El 10 de octubre de 1810 Francisco de Miranda partió de Londres rumbo a Venezuela para nunca más volver. En su casa quedaron todavía por unos meses Bello y López Méndez, hasta que tuvieron que mudarse. Aunque es muy probable que Bello haya seguido frecuentando la biblioteca, está claro que sus días de esplendor habían terminado. Después de la muerte de Miranda en 1816, su viuda Sarah Andrews ofreció los libros en venta a los gobiernos de Colombia y Chile. En 1822 el Senado de Chile declaró la imposibilidad de hacer la compra, mientras que Bolívar, seguramente llevado por los recuerdos de 1812, ni siquiera contestó la propuesta, sino que la transmitió al mariscal Sucre ya siendo presidente de Bolivia, con lo que tácitamente manifestaba su desinterés. También José María Vargas, como rector de la Universidad caraqueña, hizo gestiones por traer todos los libros. Todo fue inútil. Así las cosas y ante las dificultades económicas, la familia tomó una decisión dolorosa: rematar la biblioteca en subasta pública, lo que ejecutó la Casa Evans de Londres en julio de 1828 y abril de 1833. Ello significó no solo su pérdida para Hispanoamérica, sino su dispersión física definitiva. Solo una parte de la colección se salvó: 142 volúmenes de textos griegos que Miranda quiso donar a la Universidad de Caracas. “A la Universidad de Caracas se enviarán en mi nombre los Libros Clásicos Griegos de mi Biblioteca (sic), en señal de agradecimiento y respeto”, dispuso en su testamento.

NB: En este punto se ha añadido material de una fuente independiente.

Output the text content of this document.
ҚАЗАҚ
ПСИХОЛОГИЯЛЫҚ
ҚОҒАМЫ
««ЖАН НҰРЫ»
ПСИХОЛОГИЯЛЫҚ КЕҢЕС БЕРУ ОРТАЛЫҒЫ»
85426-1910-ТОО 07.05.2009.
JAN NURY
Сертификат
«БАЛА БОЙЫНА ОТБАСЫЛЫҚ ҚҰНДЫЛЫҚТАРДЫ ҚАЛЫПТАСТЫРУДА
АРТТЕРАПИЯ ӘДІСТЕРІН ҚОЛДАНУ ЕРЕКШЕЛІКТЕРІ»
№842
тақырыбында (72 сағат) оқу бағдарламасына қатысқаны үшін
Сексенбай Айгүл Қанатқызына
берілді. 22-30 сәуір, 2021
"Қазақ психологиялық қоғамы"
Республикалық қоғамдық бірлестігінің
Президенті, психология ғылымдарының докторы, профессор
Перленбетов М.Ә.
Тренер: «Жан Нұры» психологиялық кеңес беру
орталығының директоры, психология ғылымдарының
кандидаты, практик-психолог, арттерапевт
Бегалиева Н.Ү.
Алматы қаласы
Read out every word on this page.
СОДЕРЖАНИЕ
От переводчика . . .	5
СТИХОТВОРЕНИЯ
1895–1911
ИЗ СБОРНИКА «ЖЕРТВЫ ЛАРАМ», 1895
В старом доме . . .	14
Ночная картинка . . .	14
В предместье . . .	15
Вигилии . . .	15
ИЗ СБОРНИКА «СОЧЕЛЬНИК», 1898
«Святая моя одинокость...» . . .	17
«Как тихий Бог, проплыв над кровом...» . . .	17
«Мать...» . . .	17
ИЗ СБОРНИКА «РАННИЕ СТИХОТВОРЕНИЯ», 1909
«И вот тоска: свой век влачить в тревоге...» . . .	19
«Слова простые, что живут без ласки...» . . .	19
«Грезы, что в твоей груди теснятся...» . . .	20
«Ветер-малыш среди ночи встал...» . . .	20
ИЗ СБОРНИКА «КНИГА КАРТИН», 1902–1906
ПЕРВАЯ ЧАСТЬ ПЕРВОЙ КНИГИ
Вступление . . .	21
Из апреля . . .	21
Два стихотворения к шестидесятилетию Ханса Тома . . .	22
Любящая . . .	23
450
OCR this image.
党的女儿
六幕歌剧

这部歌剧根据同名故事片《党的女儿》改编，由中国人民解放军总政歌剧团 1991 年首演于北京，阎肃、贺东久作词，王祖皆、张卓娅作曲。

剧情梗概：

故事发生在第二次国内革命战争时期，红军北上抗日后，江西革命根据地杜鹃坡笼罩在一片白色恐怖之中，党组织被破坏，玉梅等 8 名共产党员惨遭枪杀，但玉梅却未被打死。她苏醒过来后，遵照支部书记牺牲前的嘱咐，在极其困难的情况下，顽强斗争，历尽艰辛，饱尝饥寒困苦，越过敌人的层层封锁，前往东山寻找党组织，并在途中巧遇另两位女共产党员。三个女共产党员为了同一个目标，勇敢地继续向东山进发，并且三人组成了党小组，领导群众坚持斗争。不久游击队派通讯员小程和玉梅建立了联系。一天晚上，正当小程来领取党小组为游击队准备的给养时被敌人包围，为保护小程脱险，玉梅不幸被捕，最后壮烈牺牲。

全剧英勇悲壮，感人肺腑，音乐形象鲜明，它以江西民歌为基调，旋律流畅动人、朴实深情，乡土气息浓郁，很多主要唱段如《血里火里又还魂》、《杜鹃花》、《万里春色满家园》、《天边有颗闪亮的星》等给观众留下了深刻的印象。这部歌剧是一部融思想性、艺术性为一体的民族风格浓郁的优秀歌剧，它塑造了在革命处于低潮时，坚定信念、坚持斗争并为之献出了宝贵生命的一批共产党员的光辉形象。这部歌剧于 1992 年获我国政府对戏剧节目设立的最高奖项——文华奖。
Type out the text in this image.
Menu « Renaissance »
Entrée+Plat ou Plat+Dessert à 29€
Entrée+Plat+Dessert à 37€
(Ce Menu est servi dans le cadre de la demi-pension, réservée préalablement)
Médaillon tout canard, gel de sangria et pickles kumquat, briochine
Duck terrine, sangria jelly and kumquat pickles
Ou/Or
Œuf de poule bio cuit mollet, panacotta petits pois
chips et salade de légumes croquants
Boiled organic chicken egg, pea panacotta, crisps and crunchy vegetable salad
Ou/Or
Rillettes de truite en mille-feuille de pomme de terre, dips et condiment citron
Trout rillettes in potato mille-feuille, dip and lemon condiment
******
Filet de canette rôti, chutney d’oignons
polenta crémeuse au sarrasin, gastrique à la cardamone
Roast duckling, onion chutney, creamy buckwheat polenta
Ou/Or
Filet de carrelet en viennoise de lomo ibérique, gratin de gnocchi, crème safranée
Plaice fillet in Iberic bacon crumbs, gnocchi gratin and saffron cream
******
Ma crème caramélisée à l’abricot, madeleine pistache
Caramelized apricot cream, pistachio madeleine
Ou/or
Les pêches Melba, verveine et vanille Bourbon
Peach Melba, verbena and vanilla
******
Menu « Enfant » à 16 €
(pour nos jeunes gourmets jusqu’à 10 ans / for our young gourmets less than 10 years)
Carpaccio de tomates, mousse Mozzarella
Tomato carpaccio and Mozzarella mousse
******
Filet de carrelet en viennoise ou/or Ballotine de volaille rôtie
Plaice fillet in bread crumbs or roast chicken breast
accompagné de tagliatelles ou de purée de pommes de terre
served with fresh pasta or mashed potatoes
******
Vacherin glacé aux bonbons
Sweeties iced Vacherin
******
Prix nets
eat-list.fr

Un último episodio relaciona a Andrés Bello con la biblioteca de Miranda, uno muy triste, como suelen ser las despedidas. En 1828 le tocará precisamente a Bello, en su condición de Secretario de la Legación de Colombia en Londres, legalizar la lista de los libros que el Precursor donaba a Venezuela, y que quedaban al cuidado de Sarah Andrews hasta que la Universidad de Caracas dispusiera de ellos. Puedo imaginar la pena con que Bello debió acometer esta tarea. La lista, con su firma, fue ubicada en el Archivo Restrepo de Bogotá por Pedro Grases, quien, en 1950, también localizó, en un sótano de la Biblioteca Nacional en Caracas, 126 (después aparecerían dos más) de los 142 libros griegos donados por Miranda. Finalmente en 1967 fueron publicados los dos folletos con las listas de las subastas de 1828 y 1833, que acababan de ser hallados en la Biblioteca del Museo Británico. Estos valiosos documentos permiten reconstruir con bastante precisión la biblioteca de Miranda. Yo diría que también sirven para contar la historia de una amistad surgida entre dos venezolanos excepcionales, unidos por el amor a los libros.